The Grand Prize Award for Social Science, Humanities, and Arts went to the team of Natalie Liliensiek, a senior with a double major in English and Arabic and a minor in Writing; Gracie Rudolfi, a senior English major; and Lorraine Inman, a sophomore with a double major in Game Design and Interactive Media and English and a minor in Comic Art and Graphic Narrative.

Three women standing next to a research poster.
English majors (from left to right) Lorraine Inman, Natalie Liliensiek, and Gracie Rudolfi with their research poster at the 2024 University Undergraduate Research and Arts Forum (UURAF) held at MSU’s Breslin Student Events Center.

Their award-winning research, titled The Impact of Foregrounding on Aesthetic Experience: An Analysis of Real-Time Responses to Sonnets,examined the similarities and differences in the aesthetic pleasure that English and non-English majors experience while reading poetry. This interdisciplinary study was conducted through MSU’s Digital Humanities and Literary Cognition Lab (DHLC) with Natalie Philips, Associate Professor of English and co-director and founder of the DHLC, serving as mentor.

Their in-person poster presentation focused on how the use of foregrounding and literary devices in poetry impacts aesthetic experience.

The study is based on the theory that literary devices, like metaphor or imagery, are brought to the “foreground” of a reader’s attention instead of the literal meaning of the text. This theory explains why certain foregrounding moments are closely tied to an aesthetic response and if these responses correlate to specific skill sets.
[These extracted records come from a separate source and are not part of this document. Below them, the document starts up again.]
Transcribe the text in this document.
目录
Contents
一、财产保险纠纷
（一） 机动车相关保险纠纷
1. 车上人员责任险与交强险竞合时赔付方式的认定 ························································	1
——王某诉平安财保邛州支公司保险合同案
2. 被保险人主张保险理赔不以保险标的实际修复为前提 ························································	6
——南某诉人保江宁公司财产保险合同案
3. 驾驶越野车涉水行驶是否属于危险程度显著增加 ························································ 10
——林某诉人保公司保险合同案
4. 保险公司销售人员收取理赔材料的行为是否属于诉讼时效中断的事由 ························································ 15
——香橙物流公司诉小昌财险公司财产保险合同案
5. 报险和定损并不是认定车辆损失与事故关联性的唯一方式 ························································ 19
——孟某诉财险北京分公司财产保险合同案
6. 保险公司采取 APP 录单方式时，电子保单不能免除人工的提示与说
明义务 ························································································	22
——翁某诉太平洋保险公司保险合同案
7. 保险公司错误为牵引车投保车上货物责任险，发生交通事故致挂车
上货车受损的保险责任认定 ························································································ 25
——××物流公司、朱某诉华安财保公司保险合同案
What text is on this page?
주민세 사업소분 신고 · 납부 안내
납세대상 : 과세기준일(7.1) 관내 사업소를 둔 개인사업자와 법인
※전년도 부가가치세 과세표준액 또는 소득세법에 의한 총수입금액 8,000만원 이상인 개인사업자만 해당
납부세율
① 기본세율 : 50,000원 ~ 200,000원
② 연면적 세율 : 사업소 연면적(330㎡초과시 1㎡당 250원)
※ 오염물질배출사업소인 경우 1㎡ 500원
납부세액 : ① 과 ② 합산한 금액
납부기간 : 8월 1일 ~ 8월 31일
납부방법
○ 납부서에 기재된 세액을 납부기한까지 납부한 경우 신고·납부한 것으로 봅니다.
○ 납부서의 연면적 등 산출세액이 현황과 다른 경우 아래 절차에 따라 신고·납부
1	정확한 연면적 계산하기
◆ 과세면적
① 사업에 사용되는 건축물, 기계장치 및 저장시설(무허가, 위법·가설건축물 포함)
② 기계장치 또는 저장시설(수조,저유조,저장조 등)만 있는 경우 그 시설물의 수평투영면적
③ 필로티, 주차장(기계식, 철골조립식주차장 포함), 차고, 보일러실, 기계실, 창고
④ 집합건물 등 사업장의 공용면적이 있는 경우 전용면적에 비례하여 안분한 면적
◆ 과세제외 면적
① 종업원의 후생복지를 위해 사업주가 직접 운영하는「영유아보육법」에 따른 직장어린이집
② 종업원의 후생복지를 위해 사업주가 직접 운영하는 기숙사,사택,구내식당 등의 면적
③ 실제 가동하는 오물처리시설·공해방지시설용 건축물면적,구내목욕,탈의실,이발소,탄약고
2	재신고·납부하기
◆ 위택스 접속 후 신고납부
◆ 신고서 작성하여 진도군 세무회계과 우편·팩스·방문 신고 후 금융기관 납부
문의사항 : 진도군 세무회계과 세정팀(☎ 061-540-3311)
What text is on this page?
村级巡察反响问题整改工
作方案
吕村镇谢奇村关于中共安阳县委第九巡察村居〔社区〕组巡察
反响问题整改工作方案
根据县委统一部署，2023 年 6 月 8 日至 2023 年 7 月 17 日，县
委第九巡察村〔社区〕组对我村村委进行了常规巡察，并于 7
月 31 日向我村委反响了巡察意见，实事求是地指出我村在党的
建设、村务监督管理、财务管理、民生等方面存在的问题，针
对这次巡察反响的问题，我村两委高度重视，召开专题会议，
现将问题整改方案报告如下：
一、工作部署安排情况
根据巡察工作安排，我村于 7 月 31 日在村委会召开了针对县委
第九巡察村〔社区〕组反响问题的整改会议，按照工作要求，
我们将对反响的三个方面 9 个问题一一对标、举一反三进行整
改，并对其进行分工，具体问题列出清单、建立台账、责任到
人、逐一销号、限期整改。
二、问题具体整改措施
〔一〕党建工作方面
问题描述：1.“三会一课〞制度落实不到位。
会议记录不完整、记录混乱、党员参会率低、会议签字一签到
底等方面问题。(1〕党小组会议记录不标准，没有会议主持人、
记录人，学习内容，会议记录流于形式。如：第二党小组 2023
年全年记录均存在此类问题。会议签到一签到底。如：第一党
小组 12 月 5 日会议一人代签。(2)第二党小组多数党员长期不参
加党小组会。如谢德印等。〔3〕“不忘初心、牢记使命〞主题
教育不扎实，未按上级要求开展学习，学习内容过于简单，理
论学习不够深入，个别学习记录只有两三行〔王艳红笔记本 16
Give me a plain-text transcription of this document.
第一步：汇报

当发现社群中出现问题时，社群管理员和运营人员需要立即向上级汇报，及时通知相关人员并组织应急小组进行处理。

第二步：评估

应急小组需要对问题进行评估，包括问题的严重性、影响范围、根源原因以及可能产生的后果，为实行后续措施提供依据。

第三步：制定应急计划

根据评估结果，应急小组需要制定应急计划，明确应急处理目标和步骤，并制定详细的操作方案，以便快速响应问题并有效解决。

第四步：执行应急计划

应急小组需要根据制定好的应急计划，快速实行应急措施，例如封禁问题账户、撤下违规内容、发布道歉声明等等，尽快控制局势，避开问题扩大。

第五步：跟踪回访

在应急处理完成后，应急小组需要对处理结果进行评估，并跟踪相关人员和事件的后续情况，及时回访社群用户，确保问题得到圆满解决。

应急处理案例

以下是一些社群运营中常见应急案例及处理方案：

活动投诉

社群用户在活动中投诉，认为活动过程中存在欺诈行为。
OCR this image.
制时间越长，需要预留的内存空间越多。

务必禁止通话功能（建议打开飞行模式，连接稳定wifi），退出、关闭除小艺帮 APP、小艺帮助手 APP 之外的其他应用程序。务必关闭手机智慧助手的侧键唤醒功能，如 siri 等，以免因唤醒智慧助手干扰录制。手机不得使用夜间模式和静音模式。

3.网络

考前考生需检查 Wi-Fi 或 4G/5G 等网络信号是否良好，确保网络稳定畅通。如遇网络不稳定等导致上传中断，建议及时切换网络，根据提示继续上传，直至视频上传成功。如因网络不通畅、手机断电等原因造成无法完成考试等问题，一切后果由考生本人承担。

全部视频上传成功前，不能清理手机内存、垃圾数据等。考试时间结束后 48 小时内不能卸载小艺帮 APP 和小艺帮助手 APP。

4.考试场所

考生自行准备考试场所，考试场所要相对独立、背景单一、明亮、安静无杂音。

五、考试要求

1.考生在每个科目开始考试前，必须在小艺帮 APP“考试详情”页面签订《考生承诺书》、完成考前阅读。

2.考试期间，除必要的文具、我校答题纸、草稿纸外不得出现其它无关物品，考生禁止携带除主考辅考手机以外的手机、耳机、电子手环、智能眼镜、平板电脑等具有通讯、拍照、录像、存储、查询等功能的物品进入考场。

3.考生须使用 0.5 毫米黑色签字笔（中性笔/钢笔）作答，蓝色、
Participants in the study were tasked with highlighting moments they found aesthetically pleasing and unpleasing in corresponding colors. The Digital Humanities and Literary Cognition Lab then compiled and graphed the qualitative data to visualize and compare the highlighting patterns of both participating groups.

When analyzing the data, the team found that the trends between the two groups were more similar than they initially hypothesized. They also found that devices like metaphor, personification, alliteration, imagery, and ambiguity appeared the most frequently across popular words and phrases, which suggested that this ability of the literary devices to bring language to the foreground of a text is essential to producing pleasurable aesthetic effects.

“One of the results we found most exciting about our work was that it shows you don’t need an English degree or college level English classes in order to enjoy and understand poetry.”

Natalie Liliensiek

“One of the results we found most exciting about our work was that it shows you don’t need an English degree or college level English classes in order to enjoy and understand poetry,” Liliensiek said. “There are often elitist ideas surrounding poetry, ideas that you need a certain level of higher education classes in order to appreciate and enjoy poetry. The results of our study suggest otherwise: that poetry can be (and is) enjoyed by everyone, and beyond that, we tend to be universally drawn towards certain moments of poetry due to the figurative language used.”

The 26th annual UURAF was held both online and in person at MSU’s Breslin Student Events Center on April 12. This hybrid event featured hundreds of undergraduate research projects and creative endeavors, including many from the College of Arts & Letters.

One first-place prize of $100 was awarded for the best presentation in each of the 37 categories. The first-place award recipients were then eligible to submit their work for consideration for one of the two $500 grand prize awards, which were announced in mid-June.

“One of the greatest difficulties for UURAF was taking our data and our findings and condensing them into a single poster and finding a way to explain and discuss our research in a short amount of time,” Liliensiek said. “We’ve spent so much time combing through data and writing our article, that honestly it was exciting to get the chance to discuss it with people who were outside of our project.” 

Co-sponsored by the Office of the Associate Provost for Undergraduate Education and the Honors College, UURAF provides an opportunity for MSU undergraduate students to work with mentors and share their scholarship and creative activity with faculty, staff, peers, and external audiences. The students gain experience presenting their research and answering questions about their work from audience members while receiving constructive feedback from judges. This year’s undergraduate researchers were mentored by more than 500 faculty, staff, post-doctoral fellows, graduate students, and industry partners.